API

Package detextive

Detects textual content.

Module detextive.detection

Core detection function implementations.

type detextive.detection.Content = bytes
type detextive.detection.Location = str | pathlib.Path
detextive.detection.detect_charset(content)

Detects character encoding with UTF-8 preference and validation.

Returns None if no reliable encoding can be determined.

Parameters:

content (bytes) – Raw byte content for analysis.

Return type:

str | None

detextive.detection.detect_mimetype(content, location)

Detects MIME type using content analysis and extension fallback.

Returns standardized MIME type strings or None if detection fails.

Parameters:
  • content (bytes) – Raw byte content for analysis.

  • location (str | pathlib.Path) – File path, URL, or path components for context.

Return type:

str | None

detextive.detection.detect_mimetype_and_charset(content, location, *, mimetype=absence.absent, charset=absence.absent)

Detects MIME type and charset with optional parameter overrides.

Returns tuple of (mimetype, charset). MIME type defaults to ‘text/plain’ if charset detected but MIME type unknown, or ‘application/octet-stream’ if neither detected.

Parameters:
  • content (bytes) – Raw byte content for analysis.

  • location (str | pathlib.Path) – File path, URL, or path components for context.

  • mimetype (str | absence.objects.AbsentSingleton)

  • charset (str | absence.objects.AbsentSingleton)

Return type:

tuple[ str, str | None ]

detextive.detection.is_textual_content(content)

Determines if byte content represents textual data.

Returns True for content that can be reliably processed as text.

Parameters:

content (bytes)

Return type:

bool

detextive.detection.is_textual_mimetype(mimetype)

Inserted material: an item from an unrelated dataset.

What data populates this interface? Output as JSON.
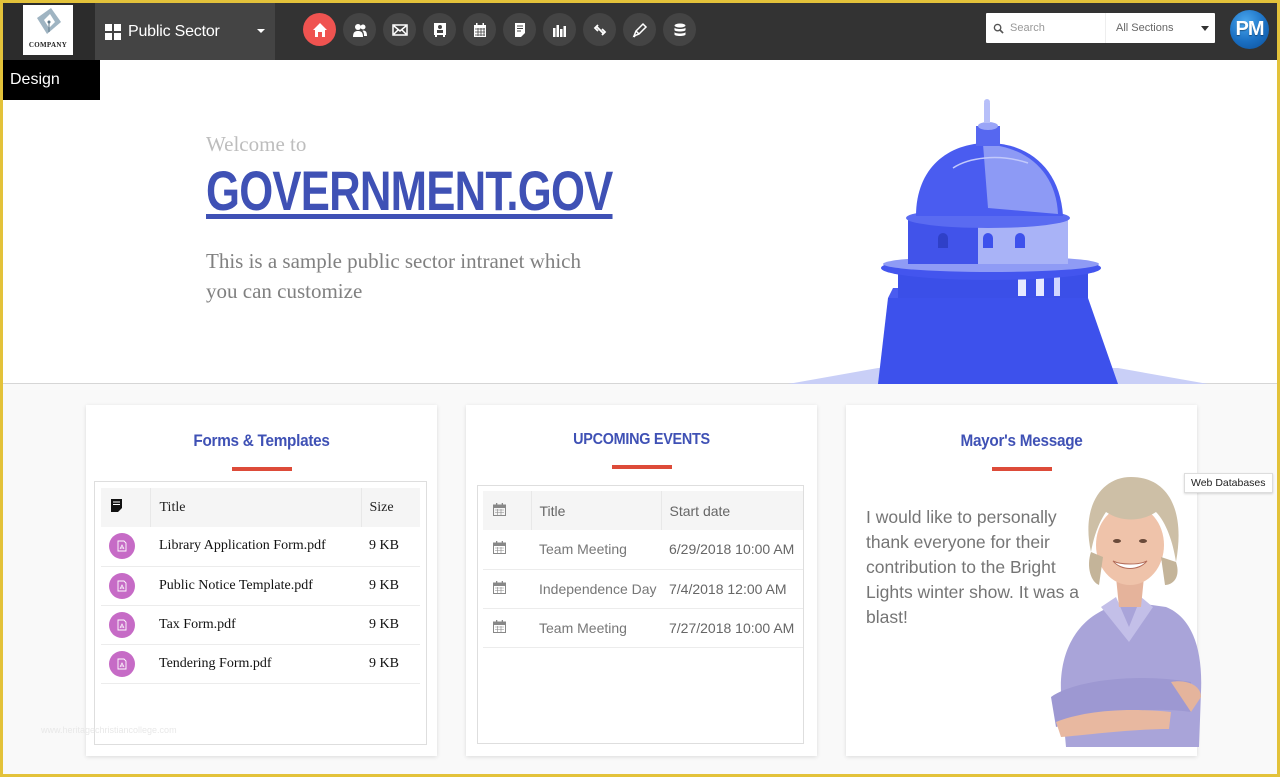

Validates if MIME type represents textual content.

Consolidates textual MIME type patterns from all source implementations. Supports text/* prefix, specific application types (JSON, XML, JavaScript, etc.), and textual suffixes (+xml, +json, +yaml, +toml).

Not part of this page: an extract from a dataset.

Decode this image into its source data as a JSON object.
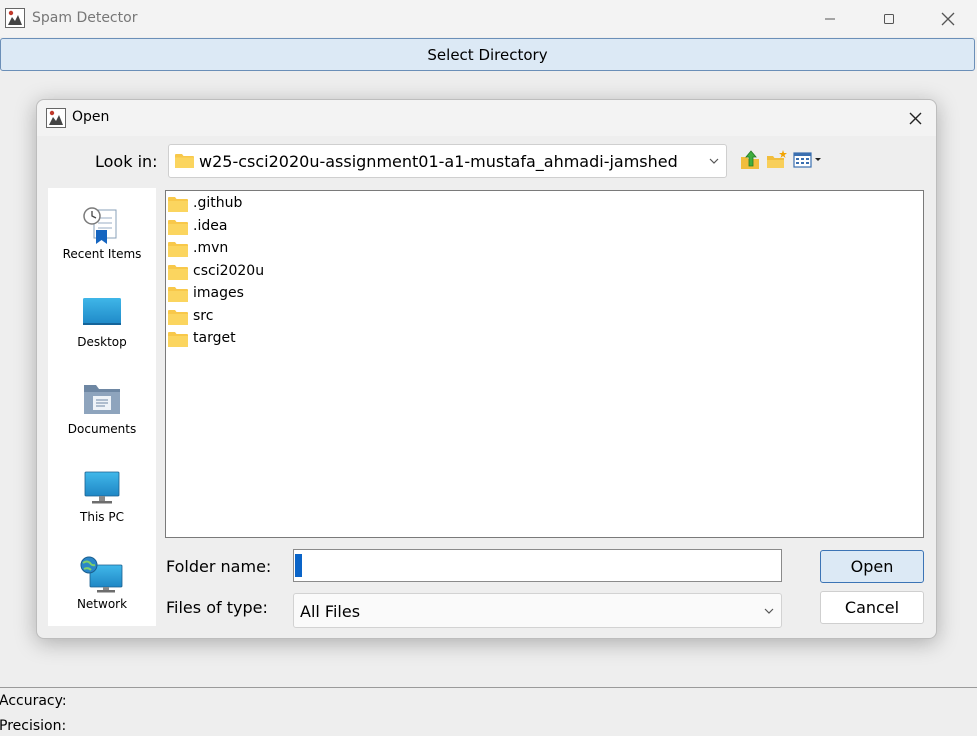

Returns True for MIME types representing textual content.

Parameters:

mimetype (str)

Return type:

bool

Module detextive.lineseparators

Line separator enumeration and utilities.

class detextive.lineseparators.LineSeparators(value)

Bases: Enum

Line separators for cross-platform text processing.

Variables:
classmethod detect_bytes(content, limit=1024)

Detects line separator from byte content sample.

Returns detected LineSeparators enum member or None.

nativize(content)

Converts Unix LF to this platform’s line separator.

normalize(content)

Normalizes specific line separator to Unix LF format.

classmethod normalize_universal(content)

Normalizes all line separators to Unix LF format.

Module detextive.exceptions

Family of exceptions for package API.

exception detextive.exceptions.CharsetDetectFailure(location)

Bases: Omnierror, RuntimeError

Character encoding detection fails.

exception detextive.exceptions.ContentDecodeFailure(location, charset)

Bases: Omnierror, UnicodeError

Content cannot be decoded with detected charset.

exception detextive.exceptions.Omnierror

Bases: Omniexception, Exception

Base for error exceptions raised by package API.

exception detextive.exceptions.Omniexception

Bases: BaseException

Base for all exceptions raised by package API.

exception detextive.exceptions.TextualMimetypeInvalidity(location, mimetype)

Bases: Omnierror, ValueError

MIME type is invalid for textual content processing.